AURORA | Inside a secure lab at the University of Colorado School of Medicine, behind several security doors — including one that requires an eye scan to open — sits a few vials of the Zika virus in a freezer set at -80 degrees.
While the virus that recently made its way to south Florida is unlikely to spread to Colorado — the most-common mosquitoes that carry it don’t live here — researchers at the university’s division of infectious diseases have been studying Zika since last year.
David Beckham, an associate professor of medicine in the school’s Division of Infectious Diseases, has been studying mosquito-borne illness, in particular the West Nile virus, for more than a decade. So, when Zika popped up last year, he reached out to colleagues at the Centers for Disease Control and said he would like to tackle this one, too.
“It was kind of a natural progression for us to work with this virus,” he said.
Today, Beckham’s team of four researchers are working with another team to try to figure out the virus on a genetic level. The goal, he said, is to find Zika’s weaknesses and hopefully create a vaccine.
The team has a second project that is exploring how the disease spreads from a pregnant woman to a fetus.
While the researchers are battling the virus from their hyper-secure lab at the Anschutz Medical Campus, Beckham said it’s unlikely Zika will become a problem in Colorado.
There have been cases around the country, but those are people who were infected when they traveled to a Zika-infected area, including parts of the Caribbean, South America and Central America. Only Florida has seen cases where people contracted the illness from a mosquito in the United States.

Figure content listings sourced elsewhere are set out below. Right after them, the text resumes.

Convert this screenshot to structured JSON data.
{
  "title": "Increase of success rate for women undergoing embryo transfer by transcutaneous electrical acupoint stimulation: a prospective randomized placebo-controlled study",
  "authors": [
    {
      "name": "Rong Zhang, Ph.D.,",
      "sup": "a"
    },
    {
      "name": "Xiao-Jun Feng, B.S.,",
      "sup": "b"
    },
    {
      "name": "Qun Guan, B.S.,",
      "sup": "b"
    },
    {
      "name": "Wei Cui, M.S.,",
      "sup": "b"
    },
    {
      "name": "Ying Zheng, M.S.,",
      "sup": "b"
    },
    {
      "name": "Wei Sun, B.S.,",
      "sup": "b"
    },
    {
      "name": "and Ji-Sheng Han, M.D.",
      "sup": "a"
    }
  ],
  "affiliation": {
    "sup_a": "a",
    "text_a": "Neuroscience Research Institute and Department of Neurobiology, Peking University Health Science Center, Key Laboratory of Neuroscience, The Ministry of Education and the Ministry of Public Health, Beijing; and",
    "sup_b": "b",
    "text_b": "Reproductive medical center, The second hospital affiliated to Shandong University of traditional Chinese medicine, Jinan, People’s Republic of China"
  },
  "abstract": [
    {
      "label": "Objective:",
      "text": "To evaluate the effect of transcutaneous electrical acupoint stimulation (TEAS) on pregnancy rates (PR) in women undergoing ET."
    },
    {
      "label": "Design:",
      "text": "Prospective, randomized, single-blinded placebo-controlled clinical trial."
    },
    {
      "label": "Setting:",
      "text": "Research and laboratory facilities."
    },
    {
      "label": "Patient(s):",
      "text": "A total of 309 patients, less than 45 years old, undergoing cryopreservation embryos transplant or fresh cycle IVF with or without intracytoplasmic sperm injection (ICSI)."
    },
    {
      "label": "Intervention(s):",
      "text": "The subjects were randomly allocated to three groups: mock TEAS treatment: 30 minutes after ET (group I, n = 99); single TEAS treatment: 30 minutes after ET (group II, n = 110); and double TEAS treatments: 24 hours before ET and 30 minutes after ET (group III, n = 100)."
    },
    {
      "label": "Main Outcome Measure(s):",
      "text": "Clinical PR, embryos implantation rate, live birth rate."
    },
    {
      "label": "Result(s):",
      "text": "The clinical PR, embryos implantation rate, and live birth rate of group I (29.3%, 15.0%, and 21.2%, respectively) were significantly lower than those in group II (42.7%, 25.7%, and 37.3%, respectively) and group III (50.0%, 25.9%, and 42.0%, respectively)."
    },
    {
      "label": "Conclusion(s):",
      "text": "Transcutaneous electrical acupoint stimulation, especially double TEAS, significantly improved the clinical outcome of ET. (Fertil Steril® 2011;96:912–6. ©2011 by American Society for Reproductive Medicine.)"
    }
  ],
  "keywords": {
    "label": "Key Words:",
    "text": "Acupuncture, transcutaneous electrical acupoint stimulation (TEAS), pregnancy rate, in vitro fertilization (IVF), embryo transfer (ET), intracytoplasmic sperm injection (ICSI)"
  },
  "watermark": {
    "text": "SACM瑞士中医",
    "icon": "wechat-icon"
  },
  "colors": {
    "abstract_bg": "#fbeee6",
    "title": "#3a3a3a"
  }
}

Beckham said those mosquitoes don’t stretch to Colorado. Another mosquito that researchers believe could carry the disease — though not as efficiently as the mosquito that have infected people in Florida — has a small population in northern Colorado, but Beckham said that isn’t much of a worry.
“Since it’s an isolated pocket it’s very unlikely that mosquito population could become infected with Zika,” he said.
What is a concern, he said, is whether Congress will sign off on funding for research like his.
Beckham has already sent a grant request to the National Institutes of Health and despite the request already being reviewed and graded by scientists there, the money has yet to flow.
“It’s just sitting there,” he said.
Lawmakers left Washington in mid-July for a seven-week recess without approving any of the $1.9 billion that President Barack Obama requested in February to try to develop a vaccine and control the mosquitoes that carry the virus.
Obama, Clinton and Democrats blame Republicans for politicizing the legislation by adding a provision to a $1.1 billion take-it-or-leave-it measure that would have blocked Planned Parenthood clinics in Puerto Rico from receiving money.
Republicans, in turn, say the administration has not spent money that has already been provided and it’s the Democrats who are playing politics in an election year.
Beckham said that if his lab can secure funding it would help cover some equipment costs. Waiting on that financing has been among the biggest challenges the researchers face, he said.
“That’s actually been the hard part, the financial stress,” he said.
— The Associated Press contributed to this report.